Paris show: Audi ready for radical redesign

BY BYRON MATHIOUDAKIS | 7th Oct 2014


AUDI’S next-generation A8 flagship will herald a fresh design direction for the luxury marque, including a different interpretation of the current ‘Single Frame’ grille and a more sweeping silhouette.

Due in 2016, the D5 generation aluminium sedan – and possibly ‘shooting break’ style wagon as per a secret concept expected as early as next month’s LA motor show – will set the scene for all future Audis, including the critical A6 mid-sizer.

There will also be a different, but just as bold, reinterpretation of the brand’s popular Q-model SUVs, which are about to multiply into BMW X6-style crossover coupes as Audi mines even more niches.

Speaking to the Australian media at the Paris Motor Show last week, Audi’s new head of design, Marc Lichte, talked about the importance of maintaining the momentum kicked off by his predecessor Walter de Silva when he implemented the Single Frame grille on the C6-generation A6 in 2004.

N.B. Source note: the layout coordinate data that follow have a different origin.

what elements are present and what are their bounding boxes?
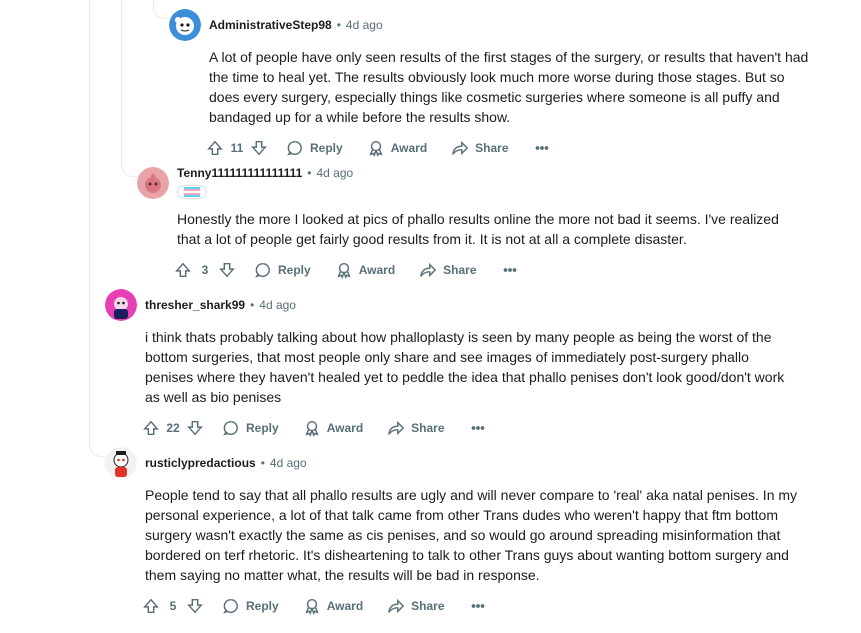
- share-label: Share: [475, 141, 509, 155]
- upvote-icon: [175, 262, 191, 278]
- award-icon: [369, 140, 383, 157]
- trans-flag-icon: [184, 187, 200, 197]
- comment-icon: [223, 420, 238, 436]
- award-label: Award: [358, 263, 396, 277]
- comment-body: Honestly the more I looked at pics of ph…: [177, 211, 779, 247]
- avatar[interactable]: [169, 9, 201, 41]
- downvote-button[interactable]: [186, 597, 204, 615]
- comment-icon: [287, 140, 302, 156]
- upvote-icon: [143, 598, 159, 614]
- share-label: Share: [443, 263, 477, 277]
- thread-line-root: [89, 0, 90, 440]
- downvote-button[interactable]: [250, 139, 268, 157]
- share-button[interactable]: Share: [451, 139, 509, 157]
- comment-actions: 5 Reply Award Share: [142, 594, 487, 618]
- reply-button[interactable]: Reply: [222, 597, 279, 615]
- separator-dot: •: [250, 298, 255, 312]
- award-button[interactable]: Award: [367, 139, 427, 157]
- upvote-icon: [143, 420, 159, 436]
- reply-label: Reply: [310, 141, 343, 155]
- vote-count: 22: [166, 421, 180, 435]
- comment-actions: 11 Reply Award Share: [206, 136, 551, 160]
- award-icon: [305, 598, 319, 615]
- share-icon: [420, 262, 437, 278]
- comment-meta: Tenny111111111111111 • 4d ago: [177, 166, 353, 180]
- share-label: Share: [411, 421, 445, 435]
- author-name[interactable]: AdministrativeStep98: [209, 18, 332, 32]
- share-button[interactable]: Share: [419, 261, 477, 279]
- more-options-button[interactable]: [501, 261, 519, 279]
- thread-curve-level3: [153, 0, 170, 19]
- upvote-button[interactable]: [206, 139, 224, 157]
- share-icon: [388, 420, 405, 436]
- author-name[interactable]: rusticlypredactious: [145, 456, 256, 470]
- vote-count: 11: [230, 141, 244, 155]
- downvote-icon: [187, 420, 203, 436]
- award-label: Award: [390, 141, 428, 155]
- separator-dot: •: [260, 456, 265, 470]
- more-options-button[interactable]: [469, 419, 487, 437]
- downvote-icon: [219, 262, 235, 278]
- more-options-button[interactable]: [533, 139, 551, 157]
- reply-label: Reply: [246, 599, 279, 613]
- separator-dot: •: [336, 18, 341, 32]
- avatar[interactable]: [137, 167, 169, 199]
- award-label: Award: [326, 599, 364, 613]
- upvote-icon: [207, 140, 223, 156]
- upvote-button[interactable]: [142, 419, 160, 437]
- author-name[interactable]: thresher_shark99: [145, 298, 245, 312]
- thread-curve-level2: [121, 150, 138, 177]
- share-icon: [452, 140, 469, 156]
- award-label: Award: [326, 421, 364, 435]
- more-options-icon: [535, 146, 548, 150]
- vote-count: 5: [169, 599, 177, 613]
- avatar[interactable]: [105, 289, 137, 321]
- timestamp[interactable]: 4d ago: [317, 166, 354, 180]
- thread-curve-root: [89, 430, 106, 457]
- comment-meta: AdministrativeStep98 • 4d ago: [209, 18, 383, 32]
- more-options-icon: [503, 268, 516, 272]
- upvote-button[interactable]: [174, 261, 192, 279]
- reply-button[interactable]: Reply: [222, 419, 279, 437]
- comment-body: People tend to say that all phallo resul…: [145, 487, 798, 583]
- award-icon: [337, 262, 351, 279]
- downvote-icon: [251, 140, 267, 156]
- downvote-button[interactable]: [186, 419, 204, 437]
- comment-actions: 3 Reply Award Share: [174, 258, 519, 282]
- more-options-icon: [471, 426, 484, 430]
- share-button[interactable]: Share: [387, 419, 445, 437]
- reply-button[interactable]: Reply: [254, 261, 311, 279]
- thread-line-level2: [121, 0, 122, 160]
- user-flair: [177, 185, 207, 199]
- reply-button[interactable]: Reply: [286, 139, 343, 157]
- comment-meta: rusticlypredactious • 4d ago: [145, 456, 307, 470]
- comment-icon: [255, 262, 270, 278]
- comment-body: i think thats probably talking about how…: [145, 329, 785, 405]
- comment-actions: 22 Reply Award Share: [142, 416, 487, 440]
- avatar[interactable]: [105, 447, 137, 479]
- comment-meta: thresher_shark99 • 4d ago: [145, 298, 296, 312]
- comment-icon: [223, 598, 238, 614]
- share-label: Share: [411, 599, 445, 613]
- comment-body: A lot of people have only seen results o…: [209, 49, 809, 125]
- downvote-button[interactable]: [218, 261, 236, 279]
- award-button[interactable]: Award: [335, 261, 395, 279]
- more-options-icon: [471, 604, 484, 608]
- timestamp[interactable]: 4d ago: [346, 18, 383, 32]
- author-name[interactable]: Tenny111111111111111: [177, 166, 302, 180]
- award-button[interactable]: Award: [303, 597, 363, 615]
- award-icon: [305, 420, 319, 437]
- upvote-button[interactable]: [142, 597, 160, 615]
- timestamp[interactable]: 4d ago: [259, 298, 296, 312]
- vote-count: 3: [201, 263, 209, 277]
- share-button[interactable]: Share: [387, 597, 445, 615]
- reply-label: Reply: [246, 421, 279, 435]
- timestamp[interactable]: 4d ago: [270, 456, 307, 470]
- share-icon: [388, 598, 405, 614]
- award-button[interactable]: Award: [303, 419, 363, 437]
- reply-label: Reply: [278, 263, 311, 277]
- separator-dot: •: [307, 166, 312, 180]
- downvote-icon: [187, 598, 203, 614]
- more-options-button[interactable]: [469, 597, 487, 615]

“Walter de Silva did the most important thing when he connected the upper grille with the bottom one and created the single grille,” he said. “He gave Audi a face on the level of Benz and BMW.”“Audi developed this face only in the last 10 years and the proportions have stayed the same, so now is the time to do a bigger step.”Using a pencil to illustrate his thoughts, the design boss sketched a more elongated, almost stretched diamond grille rendering that is reminiscent of the current Aston Martin/Ford aperture, although more integrated.

While Mr Lichte pointed to the TT Sportback Concept as the most tangible example of how the Audi grille will evolve, he said that this is only partly there, as the sportscar’s famous silhouette requires a different interpretation of it to work on that car. Plus it was designed prior to his arrival.

“The (TT Sportback) grille is only an evolution, because it’s based on the TT,” he said. “The next one will be more of a revolution. When the grille gets even bigger the car looks immediately lower and wider.”A similar theme will debut on the next A4 mid-sizer and its A5 sibling due next year, however these will not be the full-fat change that the A8 will gain.

Name checking the 90 Sport racing car, Mr Lichte said the next A8 will probably brandish more emotive and brand descriptive elements such as broader wheel arches in the way that classic Audis did in the 1980s to accentuate their quattro all-wheel drive ability.

It is in the same way that BMW’s long-nose/short-tail shape emphasises the Bavarian marque’s rear-wheel drive ability.

“It’s about making Audi’s qualities visible through design,” he said.

Further to that, the A8’s window line will be shallower and swoopier, with a greater proportion of metal to glass to better broadcast its aerodynamic qualities.

Mr Lichte added that these treatments are for the sedans only. The SUVs and coupes are likely to have their own defining and evolving characteristics, in an effort to keep ahead of the pack.

Other visual advances will come in the form of technology-aided headlight and tail-light redesigns, while Audi is also experimenting with rectangular C-pillars to break away from the proliferation of six-window applications.

With decades of experience garnered at Volkswagen and GM Opel before that, the 45 year-old designer worked on the current Scirocco, as well as the last three generations of Golfs, the current and upcoming Passat and the existing Tiguan.